The most significant part of the bill for the rapidly overheating planet is a requirement for U.S. companies to cut production and use of hydrofluorocarbons, or HFCs, by 85 percent over the next 15 years. HFCs — which are commonly used in refrigerators and air-conditioning systems — were supposed to be a safe alternative to chlorofluorocarbons, the chemicals that deplete the ozone layer. But scientists discovered that when released into the atmosphere, HFCs are 1000 to 3000 times more effective than carbon dioxide at trapping heat. They are now the fastest-growing greenhouse gas in the world.
HFCs are regulated internationally by the Kigali Amendment, a 2016 update of the ozone-protecting Montreal Protocol, which was enacted in the late-1980s. Although over 100 nations have ratified the amendment — thus promising to cut global HFC emissions 80 percent or more by 2050 — the big emitters like the U.S., China, and India haven’t yet signed onto the effort.
The Congressional bill could change all that. “With the bill having just passed with bipartisan support, there’s every reason to expect [the Kigali Amendment] will go through the Senate without much controversy,” said David Doniger, a senior director of climate and energy at the Natural Resources Defense Council. “And then it should unlock ratification by other big countries.”
According to one study, phasing out HFCs around the world would avert 0.5 degrees Celsius of global warming — no small feat on a planet that has already warmed 1.2 degrees Celsius since pre-industrial times.
The relief bill also includes crucial tax credit extensions for renewable energy, and approximately $35 billion in authorized spending for research and development. Of that, $4 billion is earmarked for renewables; $6 billion for carbon capture and storage; $6.6 billion for the development of advanced nuclear technologies; and $2.9 billion for advanced research projects in energy.
Those provisions tucked into the coronavirus stimulus represent the first significant energy spending in over a decade.
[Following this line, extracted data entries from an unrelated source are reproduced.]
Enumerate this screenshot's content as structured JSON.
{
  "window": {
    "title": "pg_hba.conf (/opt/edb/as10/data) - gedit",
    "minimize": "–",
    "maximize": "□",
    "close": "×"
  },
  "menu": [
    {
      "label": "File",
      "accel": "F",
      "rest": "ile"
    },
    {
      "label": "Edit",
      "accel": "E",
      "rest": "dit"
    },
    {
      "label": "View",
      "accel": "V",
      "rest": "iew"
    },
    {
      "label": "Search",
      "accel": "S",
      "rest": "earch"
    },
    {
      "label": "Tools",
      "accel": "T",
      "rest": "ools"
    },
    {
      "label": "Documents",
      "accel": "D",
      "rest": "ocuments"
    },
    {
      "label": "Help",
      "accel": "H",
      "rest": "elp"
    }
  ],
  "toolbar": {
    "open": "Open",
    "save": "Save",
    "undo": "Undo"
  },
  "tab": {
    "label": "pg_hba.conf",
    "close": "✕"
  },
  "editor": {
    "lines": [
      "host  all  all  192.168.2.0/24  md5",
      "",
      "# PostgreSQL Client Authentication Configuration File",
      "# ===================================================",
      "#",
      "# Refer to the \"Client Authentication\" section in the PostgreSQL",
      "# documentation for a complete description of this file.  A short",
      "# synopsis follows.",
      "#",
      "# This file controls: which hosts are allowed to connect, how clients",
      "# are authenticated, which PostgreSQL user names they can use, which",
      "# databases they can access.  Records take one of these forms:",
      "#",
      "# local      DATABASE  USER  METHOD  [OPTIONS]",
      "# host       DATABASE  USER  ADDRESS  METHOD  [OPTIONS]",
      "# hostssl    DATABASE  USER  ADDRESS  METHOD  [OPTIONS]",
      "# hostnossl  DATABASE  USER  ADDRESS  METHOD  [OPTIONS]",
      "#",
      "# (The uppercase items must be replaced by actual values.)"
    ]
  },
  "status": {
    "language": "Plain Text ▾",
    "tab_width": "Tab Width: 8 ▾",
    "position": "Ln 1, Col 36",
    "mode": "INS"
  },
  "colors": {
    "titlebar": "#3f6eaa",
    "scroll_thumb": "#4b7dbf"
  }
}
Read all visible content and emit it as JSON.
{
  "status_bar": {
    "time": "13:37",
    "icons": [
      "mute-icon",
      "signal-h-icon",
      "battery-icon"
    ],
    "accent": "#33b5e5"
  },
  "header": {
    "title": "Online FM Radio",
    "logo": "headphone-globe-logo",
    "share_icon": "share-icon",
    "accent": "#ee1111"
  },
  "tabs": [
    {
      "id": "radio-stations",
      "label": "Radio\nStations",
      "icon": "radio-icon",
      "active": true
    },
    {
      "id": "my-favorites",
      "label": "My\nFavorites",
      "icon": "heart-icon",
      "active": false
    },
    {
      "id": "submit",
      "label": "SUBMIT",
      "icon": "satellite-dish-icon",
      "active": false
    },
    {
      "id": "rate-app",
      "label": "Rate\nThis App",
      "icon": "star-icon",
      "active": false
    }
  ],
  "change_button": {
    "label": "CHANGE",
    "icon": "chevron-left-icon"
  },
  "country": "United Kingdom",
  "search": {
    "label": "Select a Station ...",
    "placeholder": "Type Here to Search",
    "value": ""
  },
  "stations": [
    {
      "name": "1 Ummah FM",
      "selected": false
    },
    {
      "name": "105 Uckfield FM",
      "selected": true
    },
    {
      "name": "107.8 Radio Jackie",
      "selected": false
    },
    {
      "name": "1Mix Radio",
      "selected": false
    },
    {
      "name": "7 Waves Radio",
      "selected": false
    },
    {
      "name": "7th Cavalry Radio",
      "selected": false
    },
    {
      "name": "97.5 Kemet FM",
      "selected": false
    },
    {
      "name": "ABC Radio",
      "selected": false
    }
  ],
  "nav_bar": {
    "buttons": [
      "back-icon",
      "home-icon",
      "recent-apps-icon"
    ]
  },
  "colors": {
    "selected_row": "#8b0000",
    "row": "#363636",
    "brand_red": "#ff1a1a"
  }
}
Back in 2009, President Obama’s Recovery Act included $90 billion for renewable energy generation, energy efficiency, and modernizing the country’s electricity grid. But since then, Congress has been reluctant to fund anything other than intermittent and occasional extensions of clean energy tax credits.
Still, the new bill isn’t a major victory for those hoping for any meaningful climate action. A lot of the spending is in the form of authorizations, which means that the money hasn’t officially been spent yet. “History shows us that there are many, many examples of authorizations that are not fully appropriated or not appropriated at all,” said Greg Dotson, a former Congressional staffer during the Obama administration and current professor of law at the University of Oregon. “An authorization by itself will not improve the nation’s energy situation.”
Dotson notes that a lot of the bill’s focus is on research, development, and other long-term projects — not deploying technology to get emissions reductions today. “You can tell this bill was a negotiation by people with different goals,” he said. “It’s generally a positive step. But it doesn’t reflect the urgency of getting emissions reductions that we really need to achieve.”
For example, according to Stokes, the bill does not include funds for the deployment of electric vehicles, or a federal tax credit for EVs. And comprehensive legislation to address the inequalities of climate change — through cleaning up air pollution in low-income communities — didn’t make it into the stimulus bill either. (The package does include $1.7 billion to help seal up drafty homes and install renewables for poorer households.)
The biggest question moving forward is whether the next Congress — which will take office in early January, two weeks before President-elect Joe Biden is sworn in — will build on this energy bill, or turn away from climate action altogether.